Die CDU-Landtagsabgeordnete Karina Wächter kritisierte mit Blick auf den Hunsrück-Flughafen, es sei auffällig, dass sich seit langem kein Vertreter der Landesregierung mehr dort habe blicken lassen. "Die Mitarbeiterinnen und Mitarbeiter, ihre Familien sowie die zahlreichen vom Hahn abhängigen Betriebe, die Menschen im Rhein-Hunsrück-Kreis stehen nun vor einer großen Ungewissheit. Sie sorgen sich um Arbeitsplätze, um ihre Zukunft", betonte Wächter. Der rheinland-pfälzische CDU-Generalsekretär Jan Zimmer sprach von einem "vorläufigen traurigen Höhepunkt einer völlig vermurksten Flughafenpolitik der Landesregierung".
HNA hält 82,5 Prozent der Anteile am Airport Hahn und Hessen 17,5 Prozent.
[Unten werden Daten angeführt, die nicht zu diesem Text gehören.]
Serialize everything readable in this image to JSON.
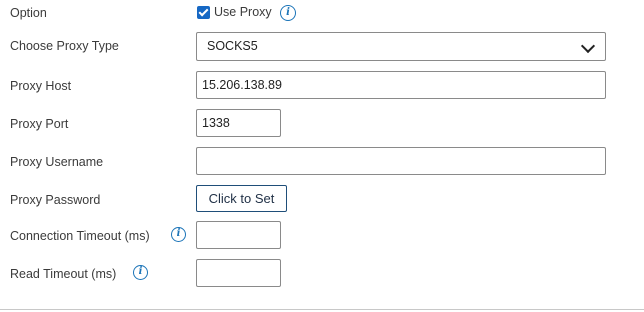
{
  "option": {
    "label": "Option",
    "checkbox_label": "Use Proxy",
    "checked": true
  },
  "proxy_type": {
    "label": "Choose Proxy Type",
    "value": "SOCKS5"
  },
  "proxy_host": {
    "label": "Proxy Host",
    "value": "15.206.138.89"
  },
  "proxy_port": {
    "label": "Proxy Port",
    "value": "1338"
  },
  "proxy_username": {
    "label": "Proxy Username",
    "value": ""
  },
  "proxy_password": {
    "label": "Proxy Password",
    "button_label": "Click to Set"
  },
  "connection_timeout": {
    "label": "Connection Timeout (ms)",
    "value": ""
  },
  "read_timeout": {
    "label": "Read Timeout (ms)",
    "value": ""
  },
  "info_glyph": "i",
  "colors": {
    "accent": "#1668c4",
    "info": "#1b74b8",
    "button_border": "#1f4e79"
  }
}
Die hessische Landtagsfraktion der Linken forderte von der schwarz-grünen Landesregierung in Wiesbaden, "sich nun in ihrem Interesse in das anstehende Insolvenzverfahren einzubringen. Es braucht einen Sozialplan, der den Betroffenen Sicherheit und eine Perspektive bietet." Hessen sei als Hahn-Miteigentümer in der Verantwortung.
Das Mainzer Innenministerium betonte: "Das Land Rheinland-Pfalz ist seit mehreren Jahren nicht mehr an der Flughafen Frankfurt-Hahn GmbH beteiligt." Gleichwohl habe es ihr für die Geschäftsjahre 2017 und 2018 noch insgesamt 10,2 Millionen Euro Betriebsbeihilfen und fast 5,2 Mio Euro für Sicherheitskosten überwiesen. Ein Insolvenzverfahren bedeute nicht automatisch einen Stopp des Betriebs. Der vorläufige Insolvenzverwalter werde die Geschäfte gemäß den rechtlichen Regelungen führen.